Bił dziecko w samochodzie. Małżeństwo zgłosiło zdarzenie. Policja… “sami pomóżcie ofierze”

“Do wstawiania mandatów, za to że nie ma się maski są pierwsi, a gdy coś się dzieje drugiej osobie mają to gdzieś. Taka jest polska Policja. Jest dla kasy, a nie dla pomocy”, “Trzeba było powiedzieć że wieszają “flagę” na Maryjce…”, “Mandaty i punkty lubią wypisywać. Jak my coś chcemy to traktują nas gorzej jak bandziory. Niekompetencja. Następna kasta”. “Jest Pani odważną osobą. Gdyby wszyscy lub większość społeczeństwa tak reagowało, to taka policja byłaby zbędna”.

To zaledwie kilka komentarzy w mediach społecznościowych, które ukazały się pod wpisem mieszkanki Gostynina. Zdarzenie, które opisuje miało miejsce w sobotę, 15 sierpnia, około godz. 19:30 w Gostyninie. – Na parkingu, na przeciwko pizzerii Retro, przy ulicy Wyszyńskiego byliśmy z mężem świadkami, jak pewien wytatuowany mężczyzna katuje w samochodzie dziecko, małą bezbronną dziewczynkę – opisuje sytuację pani Marta. Małżeństwo zawiadomiło o zajściu policję. – Niestety, przez kilkanaście minut nikt się nie pojawił. Pojechaliśmy sami na komisariat – relacjonuje. – Po opisie sytuacji dostaliśmy informację, że nie mają kogo wysłać i że jeśli chcemy, to możemy sami pomóc ofierze…

“Oczywiście pojechaliśmy tam z powrotem, ale poza „rozmową” z tym oprawcą, natomiast to raczej niczego nie wnosi, a może tylko pogorszyć sprawę. W mojej opinii policjanci, którzy powinni służyć pomocą, po prostu zlekceważyli zgłoszenie. Nie mogę się pogodzić z faktem, że w mieście, z którego pochodzę, krzywdzone dzieci nie mogą liczyć na żadną pomoc ze strony policji.” – podkreśla w swoim wpisie mieszkanka Gostynina. Na dowód zdarzenia w poście zamieściła zdjęcie samochodu wraz z rejestracją. – Nie wiem co to da, ale może kiedyś dopadnie tego pana sprawiedliwość – podsumowuje.
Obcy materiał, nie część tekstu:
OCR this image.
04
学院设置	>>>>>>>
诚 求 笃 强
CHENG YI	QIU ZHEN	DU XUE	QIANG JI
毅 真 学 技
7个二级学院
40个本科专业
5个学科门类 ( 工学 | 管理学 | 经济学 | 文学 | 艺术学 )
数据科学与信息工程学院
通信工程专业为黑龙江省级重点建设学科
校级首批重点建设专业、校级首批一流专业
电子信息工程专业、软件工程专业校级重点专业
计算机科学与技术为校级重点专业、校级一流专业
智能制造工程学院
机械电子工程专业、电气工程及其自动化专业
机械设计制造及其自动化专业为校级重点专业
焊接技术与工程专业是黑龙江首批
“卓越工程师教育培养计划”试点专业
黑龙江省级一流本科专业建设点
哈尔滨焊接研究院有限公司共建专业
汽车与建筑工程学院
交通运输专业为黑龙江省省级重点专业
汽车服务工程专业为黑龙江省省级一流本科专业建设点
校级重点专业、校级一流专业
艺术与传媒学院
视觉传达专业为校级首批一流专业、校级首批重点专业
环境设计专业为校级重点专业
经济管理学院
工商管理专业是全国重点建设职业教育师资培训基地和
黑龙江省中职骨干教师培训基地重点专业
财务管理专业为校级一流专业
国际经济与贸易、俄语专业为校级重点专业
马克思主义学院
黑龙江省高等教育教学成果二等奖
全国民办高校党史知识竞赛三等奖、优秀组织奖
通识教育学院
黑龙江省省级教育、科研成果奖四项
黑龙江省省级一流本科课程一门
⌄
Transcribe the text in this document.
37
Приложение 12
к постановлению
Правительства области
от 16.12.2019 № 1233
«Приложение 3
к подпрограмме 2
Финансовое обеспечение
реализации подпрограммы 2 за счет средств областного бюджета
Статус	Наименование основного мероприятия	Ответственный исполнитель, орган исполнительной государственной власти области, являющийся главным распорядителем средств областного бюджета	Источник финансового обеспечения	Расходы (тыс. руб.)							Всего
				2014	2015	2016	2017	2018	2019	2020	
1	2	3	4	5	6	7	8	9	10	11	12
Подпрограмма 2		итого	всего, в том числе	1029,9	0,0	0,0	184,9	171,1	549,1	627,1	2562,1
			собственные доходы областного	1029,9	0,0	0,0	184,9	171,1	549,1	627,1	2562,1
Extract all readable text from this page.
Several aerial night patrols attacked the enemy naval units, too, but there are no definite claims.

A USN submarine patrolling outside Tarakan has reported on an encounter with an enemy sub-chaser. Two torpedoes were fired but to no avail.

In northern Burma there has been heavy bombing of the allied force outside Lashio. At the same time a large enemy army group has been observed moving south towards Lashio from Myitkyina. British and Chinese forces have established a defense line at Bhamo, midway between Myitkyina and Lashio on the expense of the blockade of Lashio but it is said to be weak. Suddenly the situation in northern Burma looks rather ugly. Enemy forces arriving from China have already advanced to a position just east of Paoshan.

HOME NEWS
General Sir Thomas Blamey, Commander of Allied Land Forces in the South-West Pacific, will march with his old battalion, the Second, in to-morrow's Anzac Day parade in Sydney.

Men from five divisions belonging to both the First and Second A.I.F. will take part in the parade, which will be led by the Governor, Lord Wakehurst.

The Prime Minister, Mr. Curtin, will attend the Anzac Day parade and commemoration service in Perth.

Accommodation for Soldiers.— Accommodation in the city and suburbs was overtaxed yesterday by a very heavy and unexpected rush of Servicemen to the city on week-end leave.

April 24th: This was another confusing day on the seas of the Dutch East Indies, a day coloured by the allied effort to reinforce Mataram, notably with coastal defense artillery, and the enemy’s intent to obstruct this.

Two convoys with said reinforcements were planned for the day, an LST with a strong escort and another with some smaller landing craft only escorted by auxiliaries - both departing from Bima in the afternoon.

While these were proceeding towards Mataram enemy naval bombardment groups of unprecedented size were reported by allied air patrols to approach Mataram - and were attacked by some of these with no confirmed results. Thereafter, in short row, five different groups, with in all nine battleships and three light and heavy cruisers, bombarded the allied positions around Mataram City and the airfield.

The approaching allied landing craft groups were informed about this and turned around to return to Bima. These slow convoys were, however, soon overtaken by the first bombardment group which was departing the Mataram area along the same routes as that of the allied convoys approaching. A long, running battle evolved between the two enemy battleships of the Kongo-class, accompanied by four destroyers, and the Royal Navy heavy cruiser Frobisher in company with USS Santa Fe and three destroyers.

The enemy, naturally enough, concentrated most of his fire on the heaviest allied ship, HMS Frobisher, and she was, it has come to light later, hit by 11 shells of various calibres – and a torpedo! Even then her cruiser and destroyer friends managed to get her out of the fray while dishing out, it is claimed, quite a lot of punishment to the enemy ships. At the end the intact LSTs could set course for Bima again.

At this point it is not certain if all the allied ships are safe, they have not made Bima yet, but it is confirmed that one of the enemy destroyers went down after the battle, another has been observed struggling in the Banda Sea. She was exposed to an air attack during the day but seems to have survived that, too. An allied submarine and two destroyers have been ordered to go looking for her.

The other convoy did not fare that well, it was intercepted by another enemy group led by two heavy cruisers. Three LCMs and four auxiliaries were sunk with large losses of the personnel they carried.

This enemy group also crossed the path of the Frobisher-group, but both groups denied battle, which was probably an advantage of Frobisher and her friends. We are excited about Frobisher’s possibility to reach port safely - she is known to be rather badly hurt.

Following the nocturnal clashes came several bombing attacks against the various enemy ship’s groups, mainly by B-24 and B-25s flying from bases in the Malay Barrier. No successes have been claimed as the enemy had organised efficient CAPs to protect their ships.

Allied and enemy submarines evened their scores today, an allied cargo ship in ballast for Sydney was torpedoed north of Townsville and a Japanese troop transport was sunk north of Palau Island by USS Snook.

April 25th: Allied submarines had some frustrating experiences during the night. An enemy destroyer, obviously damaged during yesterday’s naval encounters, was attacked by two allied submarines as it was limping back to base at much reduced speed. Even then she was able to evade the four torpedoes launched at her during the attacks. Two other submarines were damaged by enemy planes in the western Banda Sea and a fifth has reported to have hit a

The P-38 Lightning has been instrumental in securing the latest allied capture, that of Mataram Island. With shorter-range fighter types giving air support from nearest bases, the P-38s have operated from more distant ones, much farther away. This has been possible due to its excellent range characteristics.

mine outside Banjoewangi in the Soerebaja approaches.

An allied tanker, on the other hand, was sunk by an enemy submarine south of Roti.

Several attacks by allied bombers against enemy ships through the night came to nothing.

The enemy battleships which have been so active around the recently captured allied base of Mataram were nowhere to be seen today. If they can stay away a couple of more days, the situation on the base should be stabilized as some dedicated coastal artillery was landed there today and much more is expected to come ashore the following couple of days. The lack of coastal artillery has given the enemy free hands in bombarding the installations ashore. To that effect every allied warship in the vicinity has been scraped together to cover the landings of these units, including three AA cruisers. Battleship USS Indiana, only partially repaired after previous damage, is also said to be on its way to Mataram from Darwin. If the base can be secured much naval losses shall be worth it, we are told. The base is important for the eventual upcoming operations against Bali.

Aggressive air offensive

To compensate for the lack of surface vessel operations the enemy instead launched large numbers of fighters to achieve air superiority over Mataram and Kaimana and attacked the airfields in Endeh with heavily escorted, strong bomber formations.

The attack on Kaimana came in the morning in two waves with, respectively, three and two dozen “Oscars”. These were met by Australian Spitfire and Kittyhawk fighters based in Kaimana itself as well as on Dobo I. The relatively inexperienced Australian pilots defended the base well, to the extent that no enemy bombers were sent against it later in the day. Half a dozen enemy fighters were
W chwili obecnej post ma 1,7 tys udostępnień oraz kilkadziesiąt komentarzy. Do gostynińskiej policji wysłaliśmy pytania dotyczące opisanej przez mieszkankę Gostynina zdarzenia. Poprosiliśmy o odpowiedzi na pytania: czy policja podjęła działania w tej sprawie? Jeżeli tak, to jakie? Jeżeli nie, to dlaczego nikt nie zareagował? Jakie konsekwencje prawne poniesie opiekun dziecka?

Oczekujemy na odpowiedzi z Policji. Po ich otrzymaniu natychmiast poinformujemy.

Fot. Pixabay.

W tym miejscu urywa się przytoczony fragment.